Do a big water change.
Next, you do need to do one of three things. Adding salt, as your problem is nitrite poisoning, not ammonia at this stage, is one possibility. Salt is the recommended alleviator for brown blood disease which is the common name for nitrite poisoning.
Brown blood disease occurs in fish when water contains high nitrite concentrations. Nitrite enters the bloodstream through the gills and turns the blood to a chocolate-brown color. Hemoglobin, which transports oxygen in the blood, combines with nitrite to form methemoglobin, which is incapable of oxygen transport. Brown blood cannot carry sufficient amounts of oxygen, and affected fish can suffocate despite adequate oxygen concentration in
the water. This accounts for the gasping behavior often observed in fish with brown blood disease, even when oxygen levels are relatively high........
Sodium chloride (common salt, NaCl) is used to “treat” brown blood disease. Calcium chloride can also be used but is typically more expensive. The chloride portion of salt competes with nitrite for absorption through the gills........
from
https/www.google.com/url?sa=t&rct=j&q=&esrc=s&source=web&cd=7&cad=rja&ved=0CGEQFjAG&url=https%3A%2F%2Fsrac.tamu.edu%2Findex.cfm%2Fevent%2FgetFactSheet%2Fwhichfactsheet%2F110%2F&ei=YcfeUe-hHLa34APjyICgBA&usg=AFQjCNGBzzMg5b9TUwF127-tY8CSSSgSMQ&bvm=bv.48705608,d.dmg
If nitrite is present, a water change should be performed. If the fish species in the tank will tolerate increased salinity, salt can be added to the aquarium to increase the level of chloride in the water. Chloride levels should be at least six times greater than nitrite levels. Chloride prevents the uptake of nitrite by the fish's blood thus eliminating the effects of brown blood disease. However, the addition of salt/chloride does not remove nitrite from the system, and the source of the nitrite must be controlled.
from
http/florida-agriculture.com/consumers/recreation/aquafish/qual_nitrocycle.html
The article specifies that you know the Cl- concentration in your water in order to calculate the amount you have to add. Very few of us keep track of that...

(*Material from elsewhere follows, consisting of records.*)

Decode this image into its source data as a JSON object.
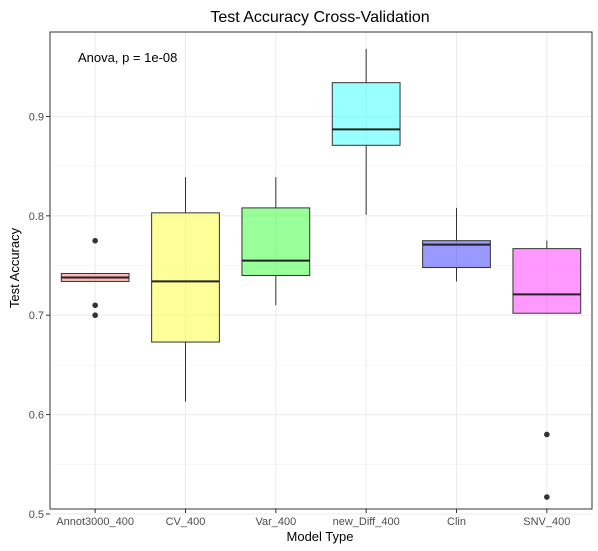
{
  "chart_data": {
    "type": "box",
    "title": "Test Accuracy Cross-Validation",
    "xlabel": "Model Type",
    "ylabel": "Test Accuracy",
    "annotation": "Anova, p = 1e-08",
    "ylim": [
      0.505,
      0.985
    ],
    "yticks": [
      0.5,
      0.6,
      0.7,
      0.8,
      0.9
    ],
    "ytick_labels": [
      "0.5",
      "0.6",
      "0.7",
      "0.8",
      "0.9"
    ],
    "grid": true,
    "categories": [
      "Annot3000_400",
      "CV_400",
      "Var_400",
      "new_Diff_400",
      "Clin",
      "SNV_400"
    ],
    "colors": [
      "#F8766D",
      "#FFFF33",
      "#33FF33",
      "#33FFFF",
      "#3333FF",
      "#FF33FF"
    ],
    "boxes": [
      {
        "name": "Annot3000_400",
        "whisker_low": 0.734,
        "q1": 0.734,
        "median": 0.738,
        "q3": 0.742,
        "whisker_high": 0.742,
        "outliers": [
          0.775,
          0.71,
          0.7
        ]
      },
      {
        "name": "CV_400",
        "whisker_low": 0.613,
        "q1": 0.673,
        "median": 0.734,
        "q3": 0.803,
        "whisker_high": 0.839,
        "outliers": []
      },
      {
        "name": "Var_400",
        "whisker_low": 0.71,
        "q1": 0.74,
        "median": 0.755,
        "q3": 0.808,
        "whisker_high": 0.839,
        "outliers": []
      },
      {
        "name": "new_Diff_400",
        "whisker_low": 0.801,
        "q1": 0.871,
        "median": 0.887,
        "q3": 0.934,
        "whisker_high": 0.968,
        "outliers": []
      },
      {
        "name": "Clin",
        "whisker_low": 0.734,
        "q1": 0.748,
        "median": 0.771,
        "q3": 0.775,
        "whisker_high": 0.808,
        "outliers": []
      },
      {
        "name": "SNV_400",
        "whisker_low": 0.702,
        "q1": 0.702,
        "median": 0.721,
        "q3": 0.767,
        "whisker_high": 0.775,
        "outliers": [
          0.58,
          0.517
        ]
      }
    ]
  }
}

OK True, but I think it's reasonably safe to assume it is zero in most instances. The amount required to achieve 100ppm (100mg/l) Cl- in a 800L (200gl) tank is 100mg/L*800L*1/0.66 (0.66 is the mass percentage that Salt is of Cl-). This works out to about 14g, or one tablespoon. Aquarium salt is typically added in dosages of 40X this much. The reason that article suggests you calculate it that way is they are talking about millions of gallons. A few extra Tonnes of salt is a big added cost, so taking the existing Cl- into account is important.
from a site for which the forum rules do not allow me post a URL- sorry.

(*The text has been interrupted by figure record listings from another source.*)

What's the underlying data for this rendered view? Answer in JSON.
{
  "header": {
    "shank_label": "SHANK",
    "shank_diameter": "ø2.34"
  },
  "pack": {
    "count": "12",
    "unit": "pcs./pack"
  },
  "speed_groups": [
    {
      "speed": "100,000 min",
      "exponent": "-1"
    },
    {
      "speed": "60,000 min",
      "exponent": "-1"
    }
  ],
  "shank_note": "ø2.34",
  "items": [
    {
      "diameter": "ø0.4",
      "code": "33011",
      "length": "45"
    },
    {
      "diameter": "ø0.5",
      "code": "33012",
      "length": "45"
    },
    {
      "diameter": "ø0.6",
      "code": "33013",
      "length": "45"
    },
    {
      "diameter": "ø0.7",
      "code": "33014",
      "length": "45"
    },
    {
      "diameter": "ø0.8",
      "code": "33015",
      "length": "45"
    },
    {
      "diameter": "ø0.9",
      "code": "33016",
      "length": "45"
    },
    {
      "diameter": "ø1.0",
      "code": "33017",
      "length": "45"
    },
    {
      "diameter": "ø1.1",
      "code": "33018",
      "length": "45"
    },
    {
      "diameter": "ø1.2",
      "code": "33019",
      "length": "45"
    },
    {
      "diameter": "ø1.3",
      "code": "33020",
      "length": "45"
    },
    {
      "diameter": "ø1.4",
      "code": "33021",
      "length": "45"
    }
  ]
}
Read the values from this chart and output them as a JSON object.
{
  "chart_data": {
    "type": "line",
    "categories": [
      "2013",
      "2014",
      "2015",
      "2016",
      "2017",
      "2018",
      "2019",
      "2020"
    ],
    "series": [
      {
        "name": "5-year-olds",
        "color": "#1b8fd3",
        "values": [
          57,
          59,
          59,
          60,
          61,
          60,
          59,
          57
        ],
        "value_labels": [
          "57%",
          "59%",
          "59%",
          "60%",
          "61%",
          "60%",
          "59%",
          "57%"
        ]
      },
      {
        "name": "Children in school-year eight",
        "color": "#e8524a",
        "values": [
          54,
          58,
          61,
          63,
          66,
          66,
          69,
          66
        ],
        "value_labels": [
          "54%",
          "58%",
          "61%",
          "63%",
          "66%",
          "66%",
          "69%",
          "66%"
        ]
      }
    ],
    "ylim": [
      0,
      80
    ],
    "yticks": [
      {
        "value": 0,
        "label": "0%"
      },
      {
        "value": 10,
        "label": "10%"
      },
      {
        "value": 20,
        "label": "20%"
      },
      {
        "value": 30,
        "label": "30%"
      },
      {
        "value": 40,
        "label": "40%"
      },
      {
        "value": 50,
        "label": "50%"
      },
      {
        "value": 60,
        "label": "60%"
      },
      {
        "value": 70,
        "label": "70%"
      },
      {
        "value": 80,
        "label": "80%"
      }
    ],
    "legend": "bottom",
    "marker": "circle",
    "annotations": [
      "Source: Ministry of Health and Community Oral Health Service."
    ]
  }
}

But you should be able to calculate how much salt to add for a tank your size. However, 1st you must know the ppm of nitrite in your tank. As you want at least 6 times the ppm of salt as there is nitrite. You will need a test kit for this or have a really savvy stores to help. The common nitrite kits for the hobby do not read high enough and often a diluted test is needed. Use the above formula and change the 800L to the L for your tank. Also 1 mg/L = 1 ppm.
A second possibility is to turn to Prime by SeaChem or Amquel+ by Kordon, both are dechlors which also supposedly detoxify nitrite and nitrate. These will also slow down your cycling, but will likely let it complete very slowly with the fish staying alive.

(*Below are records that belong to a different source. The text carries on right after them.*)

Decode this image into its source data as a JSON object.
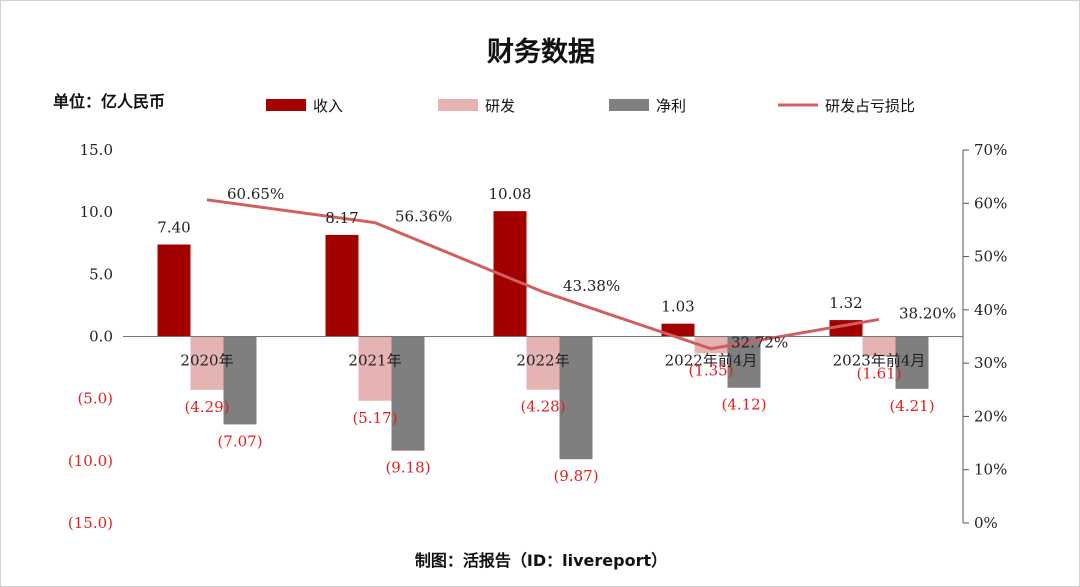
{
  "title": "财务数据",
  "unit_label": "单位：亿人民币",
  "footer": "制图：活报告（ID：livereport）",
  "colors": {
    "revenue": "#a30000",
    "rnd": "#e6b3b3",
    "net_profit": "#7f7f7f",
    "ratio_line": "#d06060",
    "negative_label": "#e02020"
  },
  "chart_data": {
    "type": "bar",
    "categories": [
      "2020年",
      "2021年",
      "2022年",
      "2022年前4月",
      "2023年前4月"
    ],
    "series": [
      {
        "name": "收入",
        "type": "bar",
        "values": [
          7.4,
          8.17,
          10.08,
          1.03,
          1.32
        ],
        "labels": [
          "7.40",
          "8.17",
          "10.08",
          "1.03",
          "1.32"
        ]
      },
      {
        "name": "研发",
        "type": "bar",
        "values": [
          -4.29,
          -5.17,
          -4.28,
          -1.35,
          -1.61
        ],
        "labels": [
          "(4.29)",
          "(5.17)",
          "(4.28)",
          "(1.35)",
          "(1.61)"
        ]
      },
      {
        "name": "净利",
        "type": "bar",
        "values": [
          -7.07,
          -9.18,
          -9.87,
          -4.12,
          -4.21
        ],
        "labels": [
          "(7.07)",
          "(9.18)",
          "(9.87)",
          "(4.12)",
          "(4.21)"
        ]
      },
      {
        "name": "研发占亏损比",
        "type": "line",
        "axis": "right",
        "values": [
          60.65,
          56.36,
          43.38,
          32.72,
          38.2
        ],
        "labels": [
          "60.65%",
          "56.36%",
          "43.38%",
          "32.72%",
          "38.20%"
        ]
      }
    ],
    "left_axis": {
      "range": [
        -15,
        15
      ],
      "ticks": [
        15,
        10,
        5,
        0,
        -5,
        -10,
        -15
      ],
      "tick_labels": [
        "15.0",
        "10.0",
        "5.0",
        "0.0",
        "(5.0)",
        "(10.0)",
        "(15.0)"
      ]
    },
    "right_axis": {
      "range": [
        0,
        70
      ],
      "ticks": [
        70,
        60,
        50,
        40,
        30,
        20,
        10,
        0
      ],
      "tick_labels": [
        "70%",
        "60%",
        "50%",
        "40%",
        "30%",
        "20%",
        "10%",
        "0%"
      ]
    },
    "legend": {
      "position": "top",
      "entries": [
        "收入",
        "研发",
        "净利",
        "研发占亏损比"
      ]
    },
    "grid": false
  }
}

No matter what, you must take immediate action to help the fish. The 1st and fastest is to change 75% of the water and then decide whether you want to do the salt addition or the chemical alternative. Do not do both at the same time unless you try one of the chemicals and it doesn't appear to do the trick. Then try the salt, or vice versa. Do not wait after the water change to either begin to add salt or to purchase one of the two products.
A third possibility is to find either Tetra Safe Start or Dr Tim's One and Only Nitrifying Bacteria and add them to your tank ASAP. These are live nitrifying bacteria which will go to work pretty fast fixing your problem. If you choose this route,
Do Not Add An Overdose of the two mentioned dechlors. They will work against the bacteria being added. The amount of salt you might also want to use should not be sufficient to effect the nitrifying bacteria. It is important that you do the big water change of 75% before you add a bacterial supplement as high ammonia or nitrite levels can kill them. You can also try to borrow cycled media from local stores or fish keepers, but this will be less reliable in terms of knowing what you are getting compared the the two bottled products. Cycled media may be difficult to find fast.
One last observation, salt is not wanted long term in fresh water tanks. The only way salt is removed from a tank is via water changes.